Lo scorso 15 maggio è stato pubblicato il rapporto annuale ISTAT che contiene, tra le altre cose, anche una puntuale fotografia di alcune tendenze del mercato del lavoro italiano con particolare riferimento a occupazione, retribuzioni e formazione.

 
Occupazione e reddito
 
Tra gennaio 2021 e dicembre 2023, secondo quanto rilevato dall’ISTAT, le retribuzioni contrattuali orarie sono aumentate del 4,7%, a fronte di un incremento dei prezzi al consumo del 17,3%. Sebbene nell’ultimo anno ci sia stata una decelerazione dell’inflazione, questo non è stato sufficiente a evitare una riduzione del potere d’acquisto dei salari.
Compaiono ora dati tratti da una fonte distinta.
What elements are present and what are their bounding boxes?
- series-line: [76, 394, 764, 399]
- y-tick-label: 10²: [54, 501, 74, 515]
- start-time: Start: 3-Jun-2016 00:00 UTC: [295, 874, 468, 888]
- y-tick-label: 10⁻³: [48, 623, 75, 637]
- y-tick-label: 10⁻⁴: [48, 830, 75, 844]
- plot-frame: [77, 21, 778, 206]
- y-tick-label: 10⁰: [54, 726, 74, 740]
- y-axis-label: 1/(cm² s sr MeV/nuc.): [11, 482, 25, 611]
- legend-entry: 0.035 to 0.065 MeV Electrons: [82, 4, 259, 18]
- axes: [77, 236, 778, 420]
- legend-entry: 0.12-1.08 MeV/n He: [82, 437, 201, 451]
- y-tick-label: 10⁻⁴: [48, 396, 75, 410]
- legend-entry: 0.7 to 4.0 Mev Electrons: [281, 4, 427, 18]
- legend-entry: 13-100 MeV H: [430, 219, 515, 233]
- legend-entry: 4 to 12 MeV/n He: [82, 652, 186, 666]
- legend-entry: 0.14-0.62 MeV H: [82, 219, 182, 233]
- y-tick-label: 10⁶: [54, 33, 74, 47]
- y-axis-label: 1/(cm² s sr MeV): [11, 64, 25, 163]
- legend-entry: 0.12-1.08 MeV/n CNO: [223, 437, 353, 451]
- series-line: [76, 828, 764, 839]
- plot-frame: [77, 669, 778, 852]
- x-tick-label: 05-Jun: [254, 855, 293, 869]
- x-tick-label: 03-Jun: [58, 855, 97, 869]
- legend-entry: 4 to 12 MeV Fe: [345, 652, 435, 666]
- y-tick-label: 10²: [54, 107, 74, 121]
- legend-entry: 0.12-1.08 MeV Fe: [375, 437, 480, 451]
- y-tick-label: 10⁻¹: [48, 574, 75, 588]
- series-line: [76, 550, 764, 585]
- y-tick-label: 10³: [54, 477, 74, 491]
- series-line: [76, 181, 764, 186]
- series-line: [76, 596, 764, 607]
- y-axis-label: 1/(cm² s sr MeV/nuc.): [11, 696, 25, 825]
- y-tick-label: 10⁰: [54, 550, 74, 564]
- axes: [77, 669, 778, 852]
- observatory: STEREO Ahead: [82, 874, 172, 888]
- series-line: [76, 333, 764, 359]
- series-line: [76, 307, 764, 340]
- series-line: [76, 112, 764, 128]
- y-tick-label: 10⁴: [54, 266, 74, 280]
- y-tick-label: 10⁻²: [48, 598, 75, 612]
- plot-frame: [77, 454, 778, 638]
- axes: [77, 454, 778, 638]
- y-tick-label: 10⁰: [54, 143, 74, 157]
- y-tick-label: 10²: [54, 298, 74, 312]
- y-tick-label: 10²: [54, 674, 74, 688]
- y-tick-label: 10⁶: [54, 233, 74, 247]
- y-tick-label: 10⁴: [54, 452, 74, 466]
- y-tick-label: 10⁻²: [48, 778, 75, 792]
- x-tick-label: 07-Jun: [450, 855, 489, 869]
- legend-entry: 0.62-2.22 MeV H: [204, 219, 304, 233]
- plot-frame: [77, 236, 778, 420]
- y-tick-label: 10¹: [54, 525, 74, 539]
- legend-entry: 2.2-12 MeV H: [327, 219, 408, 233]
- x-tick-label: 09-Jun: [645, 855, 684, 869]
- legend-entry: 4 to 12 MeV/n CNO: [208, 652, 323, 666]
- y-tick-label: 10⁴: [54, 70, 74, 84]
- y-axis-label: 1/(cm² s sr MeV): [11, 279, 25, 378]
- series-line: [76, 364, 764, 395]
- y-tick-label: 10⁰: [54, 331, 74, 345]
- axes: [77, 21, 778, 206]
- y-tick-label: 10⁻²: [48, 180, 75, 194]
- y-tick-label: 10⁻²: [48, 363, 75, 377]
Solo nel primo trimestre del 2024 si è osservato un trend opposto, con un aumento delle retribuzioni contrattuali del 2,8% contro un incremento dei prezzi dell’1,0%. Un fattore significativo è la mancanza di rinnovi contrattuali, che a marzo 2024 toccava il 34,9%, comunque in diminuzione rispetto alla media del 2023.
 
In ottica comparata, l’Italia è l’unico Paese fra le grandi economie dell’Ue con salari reali inferiori rispetto al 2013. Il potere d’acquisto delle retribuzioni lorde è cresciuto in media del 3,0% nei paesi Ue, mentre in Italia è diminuito del 4,5%.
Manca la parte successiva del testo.